Jill Jones (Photo: A. Willis)


Jill Jones is a Sydey poet whose first book, The Mask and The Jagged Star, won the Mary Gilmore Award in 1992. Her third book, The Book of Possibilities, was short-listed for the National Book Awards and Adelaide Festival Awards in 1997-8. A new and selected, Screens, Jets, Heavens, is to be published by Salt Publishing.

 

 

Mario Licon

Reading at dawn

Could it be dawn
the best hour to read
poems
where skulls glow as black mirrors
aside dry leaves among a diary of people
from all over the world. Pages/ words/ faces
falling over/ ashes & broken dreams/ through
open gates?

It's at dawn
in its silent darkness
where the voices of many/ diferent poets
blend & build a kind of a world of many worlds.

But
if I would dare
to pinch a piece of a line - without any reference-
would I be marked as a thief, a plagiarist
by doing so?

But how could I dare to snake that
loaf of bread from Saadi Yousef's
hands in state of siege?
3.a.m.

 
Paddington Markets from Oxford Street (Photo: A. Willis)

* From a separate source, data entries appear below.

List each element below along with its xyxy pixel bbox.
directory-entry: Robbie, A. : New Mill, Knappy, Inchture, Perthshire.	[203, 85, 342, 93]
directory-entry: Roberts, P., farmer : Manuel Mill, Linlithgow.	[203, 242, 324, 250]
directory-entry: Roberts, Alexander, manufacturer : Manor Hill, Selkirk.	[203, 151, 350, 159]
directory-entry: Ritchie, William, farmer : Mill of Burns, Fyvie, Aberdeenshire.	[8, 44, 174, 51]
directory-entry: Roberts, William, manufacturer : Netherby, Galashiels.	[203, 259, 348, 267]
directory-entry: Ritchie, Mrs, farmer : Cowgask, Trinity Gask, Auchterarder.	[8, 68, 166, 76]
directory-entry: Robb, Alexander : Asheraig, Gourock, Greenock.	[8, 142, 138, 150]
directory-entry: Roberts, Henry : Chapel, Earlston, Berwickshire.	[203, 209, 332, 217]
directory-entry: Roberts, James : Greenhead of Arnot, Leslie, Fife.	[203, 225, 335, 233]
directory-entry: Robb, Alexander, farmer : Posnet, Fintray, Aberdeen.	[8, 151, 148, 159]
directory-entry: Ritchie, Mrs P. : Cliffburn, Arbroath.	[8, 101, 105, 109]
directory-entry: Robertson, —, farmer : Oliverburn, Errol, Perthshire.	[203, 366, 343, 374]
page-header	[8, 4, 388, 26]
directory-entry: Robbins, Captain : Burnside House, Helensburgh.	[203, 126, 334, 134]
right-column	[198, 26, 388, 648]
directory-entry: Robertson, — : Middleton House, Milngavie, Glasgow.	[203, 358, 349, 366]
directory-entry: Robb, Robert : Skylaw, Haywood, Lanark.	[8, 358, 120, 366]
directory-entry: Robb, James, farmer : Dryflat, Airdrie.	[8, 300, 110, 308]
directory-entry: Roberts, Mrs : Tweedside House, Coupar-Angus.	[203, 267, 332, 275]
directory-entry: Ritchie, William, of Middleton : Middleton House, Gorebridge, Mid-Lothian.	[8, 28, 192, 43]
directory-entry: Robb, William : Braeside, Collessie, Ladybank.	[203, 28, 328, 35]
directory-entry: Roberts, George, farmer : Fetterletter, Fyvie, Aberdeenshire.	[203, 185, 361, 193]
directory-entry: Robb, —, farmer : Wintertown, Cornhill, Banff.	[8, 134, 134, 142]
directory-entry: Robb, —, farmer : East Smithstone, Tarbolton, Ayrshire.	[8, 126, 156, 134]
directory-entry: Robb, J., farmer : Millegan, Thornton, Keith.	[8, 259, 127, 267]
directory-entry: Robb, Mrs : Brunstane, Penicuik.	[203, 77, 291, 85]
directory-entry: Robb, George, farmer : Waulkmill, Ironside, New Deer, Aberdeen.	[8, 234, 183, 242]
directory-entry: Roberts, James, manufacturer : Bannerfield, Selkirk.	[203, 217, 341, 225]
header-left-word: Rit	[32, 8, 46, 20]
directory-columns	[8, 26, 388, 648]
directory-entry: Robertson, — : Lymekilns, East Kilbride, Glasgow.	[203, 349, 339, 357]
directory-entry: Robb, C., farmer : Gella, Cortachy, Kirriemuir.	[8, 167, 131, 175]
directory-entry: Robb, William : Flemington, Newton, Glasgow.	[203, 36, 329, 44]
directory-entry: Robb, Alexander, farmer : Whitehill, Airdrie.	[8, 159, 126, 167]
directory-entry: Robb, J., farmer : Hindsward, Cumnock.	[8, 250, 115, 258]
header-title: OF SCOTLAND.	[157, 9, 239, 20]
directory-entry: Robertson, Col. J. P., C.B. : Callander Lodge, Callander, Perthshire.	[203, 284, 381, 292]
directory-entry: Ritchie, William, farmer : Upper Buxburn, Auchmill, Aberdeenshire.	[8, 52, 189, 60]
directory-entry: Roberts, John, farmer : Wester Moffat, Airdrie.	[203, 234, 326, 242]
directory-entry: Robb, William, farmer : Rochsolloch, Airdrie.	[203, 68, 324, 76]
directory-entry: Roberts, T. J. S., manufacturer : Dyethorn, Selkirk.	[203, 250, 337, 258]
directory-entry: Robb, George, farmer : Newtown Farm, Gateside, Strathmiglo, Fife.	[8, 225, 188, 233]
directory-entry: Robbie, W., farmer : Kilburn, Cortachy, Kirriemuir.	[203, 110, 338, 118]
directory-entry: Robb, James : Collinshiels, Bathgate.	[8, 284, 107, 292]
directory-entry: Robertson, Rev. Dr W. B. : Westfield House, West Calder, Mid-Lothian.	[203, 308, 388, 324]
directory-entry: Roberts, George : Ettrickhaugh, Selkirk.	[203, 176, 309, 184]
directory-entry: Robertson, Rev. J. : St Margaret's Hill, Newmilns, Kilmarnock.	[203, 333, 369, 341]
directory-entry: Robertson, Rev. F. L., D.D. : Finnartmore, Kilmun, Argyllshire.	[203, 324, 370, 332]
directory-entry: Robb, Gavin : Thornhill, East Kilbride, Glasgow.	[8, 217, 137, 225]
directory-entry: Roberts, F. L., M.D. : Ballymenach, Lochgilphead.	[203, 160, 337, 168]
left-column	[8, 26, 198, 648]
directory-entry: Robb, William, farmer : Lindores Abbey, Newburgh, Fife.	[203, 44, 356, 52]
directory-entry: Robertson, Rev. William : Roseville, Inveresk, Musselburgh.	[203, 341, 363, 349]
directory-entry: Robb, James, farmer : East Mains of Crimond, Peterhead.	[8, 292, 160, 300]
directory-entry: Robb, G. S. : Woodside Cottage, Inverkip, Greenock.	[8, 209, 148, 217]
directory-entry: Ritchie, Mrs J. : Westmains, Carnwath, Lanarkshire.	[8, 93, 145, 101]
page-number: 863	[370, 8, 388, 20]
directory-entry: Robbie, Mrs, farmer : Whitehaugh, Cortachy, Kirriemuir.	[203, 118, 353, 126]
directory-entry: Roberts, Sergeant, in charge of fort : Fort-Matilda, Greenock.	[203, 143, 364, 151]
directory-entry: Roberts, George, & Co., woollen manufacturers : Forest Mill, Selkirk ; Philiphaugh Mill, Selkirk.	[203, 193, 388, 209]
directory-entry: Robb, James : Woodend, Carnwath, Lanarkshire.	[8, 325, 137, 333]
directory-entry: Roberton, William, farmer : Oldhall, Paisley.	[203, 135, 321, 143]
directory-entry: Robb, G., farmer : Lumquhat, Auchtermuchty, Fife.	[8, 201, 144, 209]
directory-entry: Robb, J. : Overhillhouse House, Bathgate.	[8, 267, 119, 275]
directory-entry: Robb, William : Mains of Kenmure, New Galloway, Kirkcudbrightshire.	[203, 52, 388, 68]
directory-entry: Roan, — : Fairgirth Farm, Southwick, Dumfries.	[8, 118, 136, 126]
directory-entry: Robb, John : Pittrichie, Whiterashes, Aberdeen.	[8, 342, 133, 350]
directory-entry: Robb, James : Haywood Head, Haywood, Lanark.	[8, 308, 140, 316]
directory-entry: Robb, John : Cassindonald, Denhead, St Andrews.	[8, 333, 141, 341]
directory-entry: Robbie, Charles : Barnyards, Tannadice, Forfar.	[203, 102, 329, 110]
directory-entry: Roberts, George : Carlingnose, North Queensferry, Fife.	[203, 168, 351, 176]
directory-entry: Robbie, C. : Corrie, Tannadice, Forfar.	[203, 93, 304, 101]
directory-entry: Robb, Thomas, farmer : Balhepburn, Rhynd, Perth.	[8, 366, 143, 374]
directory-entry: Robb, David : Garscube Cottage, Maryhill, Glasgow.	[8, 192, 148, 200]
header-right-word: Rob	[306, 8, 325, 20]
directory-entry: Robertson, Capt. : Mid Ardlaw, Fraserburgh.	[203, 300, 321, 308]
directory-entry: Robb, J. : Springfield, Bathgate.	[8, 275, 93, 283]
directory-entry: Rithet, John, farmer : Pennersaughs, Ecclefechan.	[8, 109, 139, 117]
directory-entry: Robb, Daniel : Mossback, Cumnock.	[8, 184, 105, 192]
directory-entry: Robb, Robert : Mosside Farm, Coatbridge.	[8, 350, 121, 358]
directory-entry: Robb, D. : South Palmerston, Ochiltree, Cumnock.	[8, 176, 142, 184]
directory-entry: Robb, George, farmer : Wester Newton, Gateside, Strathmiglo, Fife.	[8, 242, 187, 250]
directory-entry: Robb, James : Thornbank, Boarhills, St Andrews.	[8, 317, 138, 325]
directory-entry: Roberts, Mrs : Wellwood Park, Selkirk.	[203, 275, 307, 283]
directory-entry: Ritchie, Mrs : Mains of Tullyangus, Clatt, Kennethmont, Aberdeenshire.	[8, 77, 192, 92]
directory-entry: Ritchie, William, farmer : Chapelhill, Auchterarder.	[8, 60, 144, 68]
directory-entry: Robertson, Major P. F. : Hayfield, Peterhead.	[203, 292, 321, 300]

Mario Licón is a Mexican poet, he has two collections of poetry. He has lived in Sydney since 1992. He was invited to read at the International Week of Poetry in Barcelona in 1999. He contributes to Oasis, Dos Filos and Alforja, among other Mexican magazines. He is currently working on an anthology of Australian contemporary poetry to be published in Mexico next year.

 

 

Judy Beveridge

Caligula speaks to his horse

Incitatus, Incitatus,

I'll invite you to dinner.

Better still -
I'll make you a Senator.

Incitatus just don't grow fractious
or turn ambitious

easing your haunches
too far into my Palace.

Incitatus, have some wine -
but remember

I can turn in my affections
like a snaggle-toothed camel.

I can be the meanest equerry.

My last horse
had his tongue removed.

So don't get too haughty
and whinny during my oratory.

 

 

Judith Beveridge has published two books, the award-winning The Domesticity of Giraffes and Accidental Grace. She was also the co-editor of A Parachute of Blue, an anthology of recent Australian poetry.

 

Wahid Sa'adeh

Migration
- translation by Anne Fairbairn

When they left they did not lock their doors;
they left water in the basin for the nightingale
and the stray dog that use to visit them.
On the dining table, they left bread, a pitcher of
water
and a tin of sardines.

They said nothing before they left, but their silence
was like a covenant
with the door, the pitcher and the bread on the table.
The road, the only thing to feel their footsteps,
could not see them afterwards,
however it did eventually.
But one day it became numbed by the wheat carried
along it from dawn till dusk
and from doors it had seen leaving their place in the
walls.

The sea recalled that some sardines had flopped into
it,
swimming on to unknown places.
Those who remained in the village
said that a stray dog would come each evening
and howl in front of their house.

 

 

 

Antigone Kefala

Blood

In the metallic light
the pavements
were rivers of blood
flooding the gutters
this hot, transparent liquid
made of silk
live, breathing on the stone
trying to defend itself
from the invisible killers
that were watching
watching this magnificence
this red flowering
shrinking, freezing
vanishing into the ground.


Antigone Kefala has published a number of books including the poetry volumes The Alien, Thirsty Weather, European Notebook and Absence and three prose works. She has taught English to migrants and has worked as an arts administrator.